On the other hand, it were certainly a trying universe if it were uncovered all the time, if one had to be exposed to all of it and to all of it at once, always; and there is no denying that libraries were intended to roof men’s minds in sometimes as well as to take the roofs of their minds off. What seems to be necessary is to find some middle course in reading between the scientist’s habit of tunnelling under the dome of knowledge and the poet’s habit of soaring around in it. There ought to be some principle of economy in knowledge which will allow a man, if he wants to, or knows enough, to be a poet and a scientist both. It is well enough for a mere poet to take a library as a spectacle—a kind of perpetual Lick Observatory to peek at the universe with, if he likes, and if a man is a mere scientist, there is no objection to his taking a library as a kind of vast tunnel system, or chart for burrowing. But the common educated man—the man who is in the business of being a human being, unless he knows some middle course in a library, knows how to use its Lick Observatory and its tunnel system both—does not get very much out of it. If there can be found some principle of economy in knowledge, common to artists and scientists alike, which will make it possible for a poet to know something, and which will make it possible for a scientist to know a very great deal without being—to most people—a little underwitted, it would very much simplify the problem of being educated in modern times, and there would be a general gratefulness.
Far be it from me to seem to wish to claim this general gratefulness for myself. I have no world-reforming feeling about the matter. I would be very grateful just here to be allowed to tuck in a little idea—no chart to go with it—on this general subject, which my mind keeps coming back to, as it runs around watching people.
There seem to be but two ways of knowing. One of them is by the spirit and the other is by the letter. The most reasonable principle of economy in knowledge would seem to be, that in all reading that pertains to man’s specialty—his business in knowledge—he should read by the letter, knowing the facts by observing them himself, and that in all other reading he should read through the spirit of imagination—the power of taking to one’s self facts that have been observed by others. If a man wants to be a specialist he must do his knowing like a scientist; but if a scientist wants to be a man he must be a poet; he must learn how to read like a poet; he must educate in himself the power of absorbing immeasurable knowledge, the facts of which have been approved and observed by others.

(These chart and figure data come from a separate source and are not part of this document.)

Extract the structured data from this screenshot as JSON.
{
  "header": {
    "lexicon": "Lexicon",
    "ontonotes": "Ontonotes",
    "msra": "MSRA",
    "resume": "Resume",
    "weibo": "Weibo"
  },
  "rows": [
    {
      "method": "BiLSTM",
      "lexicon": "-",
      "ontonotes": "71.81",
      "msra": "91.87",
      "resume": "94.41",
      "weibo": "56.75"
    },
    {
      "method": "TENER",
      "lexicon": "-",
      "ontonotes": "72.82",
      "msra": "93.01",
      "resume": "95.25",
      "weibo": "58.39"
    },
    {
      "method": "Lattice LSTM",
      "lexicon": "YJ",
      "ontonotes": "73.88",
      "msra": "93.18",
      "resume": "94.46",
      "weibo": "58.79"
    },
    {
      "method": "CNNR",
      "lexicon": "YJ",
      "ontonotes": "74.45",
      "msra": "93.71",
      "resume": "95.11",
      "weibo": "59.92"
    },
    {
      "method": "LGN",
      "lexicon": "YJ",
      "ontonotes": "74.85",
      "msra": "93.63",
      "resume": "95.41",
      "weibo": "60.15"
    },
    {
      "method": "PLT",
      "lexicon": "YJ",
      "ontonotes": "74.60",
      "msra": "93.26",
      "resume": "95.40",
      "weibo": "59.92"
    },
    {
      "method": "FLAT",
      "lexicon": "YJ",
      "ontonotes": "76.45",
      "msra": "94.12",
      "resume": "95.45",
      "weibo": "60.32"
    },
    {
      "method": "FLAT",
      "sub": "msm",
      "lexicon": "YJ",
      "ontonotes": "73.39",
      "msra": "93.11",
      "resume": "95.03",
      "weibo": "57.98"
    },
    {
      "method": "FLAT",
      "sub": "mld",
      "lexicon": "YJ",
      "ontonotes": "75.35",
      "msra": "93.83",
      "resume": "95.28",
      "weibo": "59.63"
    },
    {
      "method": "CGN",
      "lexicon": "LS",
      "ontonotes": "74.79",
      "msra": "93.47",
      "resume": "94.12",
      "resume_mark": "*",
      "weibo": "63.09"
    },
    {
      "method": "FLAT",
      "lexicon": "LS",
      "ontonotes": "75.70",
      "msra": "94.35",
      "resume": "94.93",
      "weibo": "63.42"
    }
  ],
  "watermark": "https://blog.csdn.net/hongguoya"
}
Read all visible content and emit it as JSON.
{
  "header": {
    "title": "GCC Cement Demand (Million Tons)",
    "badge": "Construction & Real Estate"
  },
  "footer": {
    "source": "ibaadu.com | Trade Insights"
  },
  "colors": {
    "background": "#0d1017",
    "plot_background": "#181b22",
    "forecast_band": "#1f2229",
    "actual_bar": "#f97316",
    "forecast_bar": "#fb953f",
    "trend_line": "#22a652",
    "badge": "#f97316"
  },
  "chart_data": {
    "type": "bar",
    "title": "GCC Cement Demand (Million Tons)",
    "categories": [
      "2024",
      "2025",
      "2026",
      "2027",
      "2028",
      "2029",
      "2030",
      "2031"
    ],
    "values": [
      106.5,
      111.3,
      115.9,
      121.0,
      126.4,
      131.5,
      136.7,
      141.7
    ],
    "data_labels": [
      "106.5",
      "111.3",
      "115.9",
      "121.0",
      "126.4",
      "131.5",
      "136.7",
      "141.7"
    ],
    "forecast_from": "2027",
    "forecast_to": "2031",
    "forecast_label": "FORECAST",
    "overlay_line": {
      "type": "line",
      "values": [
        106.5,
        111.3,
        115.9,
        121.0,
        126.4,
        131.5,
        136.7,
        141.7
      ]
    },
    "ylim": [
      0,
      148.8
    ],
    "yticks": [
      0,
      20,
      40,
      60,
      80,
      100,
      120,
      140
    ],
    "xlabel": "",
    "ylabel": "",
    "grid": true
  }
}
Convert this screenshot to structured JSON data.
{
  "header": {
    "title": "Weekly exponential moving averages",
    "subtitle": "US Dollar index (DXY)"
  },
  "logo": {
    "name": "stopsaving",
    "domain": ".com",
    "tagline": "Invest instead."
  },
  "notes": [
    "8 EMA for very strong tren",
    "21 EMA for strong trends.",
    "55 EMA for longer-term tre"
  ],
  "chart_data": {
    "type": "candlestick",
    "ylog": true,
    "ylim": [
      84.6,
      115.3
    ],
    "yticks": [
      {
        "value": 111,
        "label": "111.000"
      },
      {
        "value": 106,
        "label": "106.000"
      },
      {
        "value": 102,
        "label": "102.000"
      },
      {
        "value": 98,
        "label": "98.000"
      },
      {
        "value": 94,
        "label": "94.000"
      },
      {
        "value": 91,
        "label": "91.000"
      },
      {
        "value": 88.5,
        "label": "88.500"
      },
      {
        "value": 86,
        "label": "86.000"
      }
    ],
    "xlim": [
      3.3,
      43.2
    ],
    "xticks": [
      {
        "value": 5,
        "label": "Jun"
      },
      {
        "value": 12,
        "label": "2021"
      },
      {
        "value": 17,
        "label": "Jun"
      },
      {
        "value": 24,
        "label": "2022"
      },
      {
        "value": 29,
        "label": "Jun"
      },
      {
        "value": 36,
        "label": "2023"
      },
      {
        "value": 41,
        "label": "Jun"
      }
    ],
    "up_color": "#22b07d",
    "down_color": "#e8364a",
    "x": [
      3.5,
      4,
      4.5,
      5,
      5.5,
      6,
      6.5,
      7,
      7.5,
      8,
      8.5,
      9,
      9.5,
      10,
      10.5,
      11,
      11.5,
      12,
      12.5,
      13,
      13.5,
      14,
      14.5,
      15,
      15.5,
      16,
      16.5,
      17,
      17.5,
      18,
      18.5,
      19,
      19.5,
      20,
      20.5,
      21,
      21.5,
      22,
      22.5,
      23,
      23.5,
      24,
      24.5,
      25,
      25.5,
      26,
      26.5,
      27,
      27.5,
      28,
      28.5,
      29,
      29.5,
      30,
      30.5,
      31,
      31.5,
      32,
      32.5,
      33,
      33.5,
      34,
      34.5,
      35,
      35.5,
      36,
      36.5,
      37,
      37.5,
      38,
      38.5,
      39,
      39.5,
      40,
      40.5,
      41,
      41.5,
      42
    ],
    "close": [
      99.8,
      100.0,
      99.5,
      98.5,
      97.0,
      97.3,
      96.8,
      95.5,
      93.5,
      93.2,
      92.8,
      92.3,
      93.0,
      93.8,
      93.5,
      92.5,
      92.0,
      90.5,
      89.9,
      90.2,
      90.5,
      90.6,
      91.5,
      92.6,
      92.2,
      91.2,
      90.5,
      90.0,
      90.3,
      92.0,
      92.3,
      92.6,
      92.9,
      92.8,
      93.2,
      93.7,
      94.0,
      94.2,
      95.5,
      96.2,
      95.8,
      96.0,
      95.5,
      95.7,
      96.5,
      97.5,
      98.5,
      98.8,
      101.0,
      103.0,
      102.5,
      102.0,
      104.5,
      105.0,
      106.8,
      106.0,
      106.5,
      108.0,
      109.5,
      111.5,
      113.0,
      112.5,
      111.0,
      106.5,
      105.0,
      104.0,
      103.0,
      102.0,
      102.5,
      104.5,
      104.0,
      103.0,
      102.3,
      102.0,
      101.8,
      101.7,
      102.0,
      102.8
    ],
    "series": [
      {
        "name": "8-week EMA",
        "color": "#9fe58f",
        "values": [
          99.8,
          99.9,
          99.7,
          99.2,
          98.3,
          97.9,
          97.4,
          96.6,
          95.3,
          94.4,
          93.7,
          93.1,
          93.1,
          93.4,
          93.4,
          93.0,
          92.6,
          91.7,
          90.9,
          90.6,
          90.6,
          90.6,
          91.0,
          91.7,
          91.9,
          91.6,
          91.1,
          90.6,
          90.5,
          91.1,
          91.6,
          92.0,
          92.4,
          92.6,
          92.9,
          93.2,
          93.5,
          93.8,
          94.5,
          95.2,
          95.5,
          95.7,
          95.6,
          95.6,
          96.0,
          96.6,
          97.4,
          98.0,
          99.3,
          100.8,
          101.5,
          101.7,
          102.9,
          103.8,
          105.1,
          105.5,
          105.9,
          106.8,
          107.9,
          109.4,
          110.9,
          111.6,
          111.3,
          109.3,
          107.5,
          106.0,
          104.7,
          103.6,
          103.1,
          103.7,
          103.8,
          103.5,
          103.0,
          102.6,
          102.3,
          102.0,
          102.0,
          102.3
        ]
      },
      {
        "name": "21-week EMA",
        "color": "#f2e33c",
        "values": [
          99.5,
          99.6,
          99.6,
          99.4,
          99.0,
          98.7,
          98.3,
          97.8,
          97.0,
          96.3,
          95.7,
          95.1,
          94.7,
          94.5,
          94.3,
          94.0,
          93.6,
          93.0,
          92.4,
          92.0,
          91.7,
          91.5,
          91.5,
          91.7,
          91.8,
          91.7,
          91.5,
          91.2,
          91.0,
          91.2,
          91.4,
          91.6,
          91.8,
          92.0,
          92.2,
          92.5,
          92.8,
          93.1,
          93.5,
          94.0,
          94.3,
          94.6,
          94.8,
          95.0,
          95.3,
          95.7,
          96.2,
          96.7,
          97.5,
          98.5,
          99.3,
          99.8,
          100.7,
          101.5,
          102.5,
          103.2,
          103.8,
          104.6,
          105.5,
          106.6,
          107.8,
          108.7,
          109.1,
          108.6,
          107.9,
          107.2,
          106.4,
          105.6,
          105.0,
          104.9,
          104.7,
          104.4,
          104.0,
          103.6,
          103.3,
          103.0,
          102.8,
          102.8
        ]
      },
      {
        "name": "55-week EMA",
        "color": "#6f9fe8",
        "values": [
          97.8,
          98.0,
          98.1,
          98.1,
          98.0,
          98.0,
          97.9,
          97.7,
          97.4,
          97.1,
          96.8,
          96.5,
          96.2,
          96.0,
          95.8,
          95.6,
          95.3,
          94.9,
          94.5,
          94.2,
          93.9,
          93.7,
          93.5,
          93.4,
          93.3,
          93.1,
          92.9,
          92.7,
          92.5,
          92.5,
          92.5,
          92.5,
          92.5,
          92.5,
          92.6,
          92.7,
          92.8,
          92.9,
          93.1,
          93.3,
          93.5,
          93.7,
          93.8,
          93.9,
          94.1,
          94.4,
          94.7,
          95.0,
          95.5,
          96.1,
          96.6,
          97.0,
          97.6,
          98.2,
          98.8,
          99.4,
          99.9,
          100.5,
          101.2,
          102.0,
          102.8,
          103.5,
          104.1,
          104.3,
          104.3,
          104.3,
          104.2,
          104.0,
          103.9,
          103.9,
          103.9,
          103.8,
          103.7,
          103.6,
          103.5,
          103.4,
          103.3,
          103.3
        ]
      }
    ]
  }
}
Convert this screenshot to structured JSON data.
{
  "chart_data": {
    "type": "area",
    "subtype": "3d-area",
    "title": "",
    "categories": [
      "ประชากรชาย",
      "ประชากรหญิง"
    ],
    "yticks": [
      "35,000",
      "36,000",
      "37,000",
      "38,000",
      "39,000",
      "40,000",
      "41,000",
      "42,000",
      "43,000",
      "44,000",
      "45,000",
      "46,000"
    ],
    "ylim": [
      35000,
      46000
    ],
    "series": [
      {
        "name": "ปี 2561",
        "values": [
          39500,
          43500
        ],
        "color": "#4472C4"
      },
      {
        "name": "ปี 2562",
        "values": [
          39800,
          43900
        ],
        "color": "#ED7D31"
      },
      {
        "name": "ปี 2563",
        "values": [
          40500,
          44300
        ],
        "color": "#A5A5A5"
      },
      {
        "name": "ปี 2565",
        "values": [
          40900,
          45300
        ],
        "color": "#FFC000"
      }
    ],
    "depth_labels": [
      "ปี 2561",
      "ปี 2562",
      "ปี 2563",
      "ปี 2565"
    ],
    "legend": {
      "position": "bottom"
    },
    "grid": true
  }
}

The weak point in our modern education seems to be that it has broken altogether with the spirit or the imagination. Playing upon the spirit or the imagination of a man is the one method possible to employ in educating him in everything except his specialty. It is the one method possible to employ in making even a powerful specialist of him; in relating his specialty to other specialties; that is, in making either him or his specialty worth while.
Inasmuch as it has been decreed that every man in modern life must be a specialist, the fundamental problem that confronts modern education is, How can a specialist be an educated man? There would seem to be but one way a specialist can be an educated man. The only hope for a specialist lies in his being allowed to have a soul (or whatever he chooses to call it), a spirit or an imagination. If he has This, whatever it is, in one way or another, he will find his way to every book he needs. He will read all the books there are in his specialty. He will read all other books through their backs.
IV
On Reading Books through Their Backs
As this is the only way the majority of books can be read by anybody, one wonders why so little has been said about it.
Reading books through their backs is easily the most important part of a man’s outfit, if he wishes to be an educated man. It is not necessary to prove this statement. The books themselves prove it without even being opened. The mere outside of a library—almost any library—would seem to settle the point that if a man proposes to be in any larger or deeper sense a reader of books, the books must be read through their backs.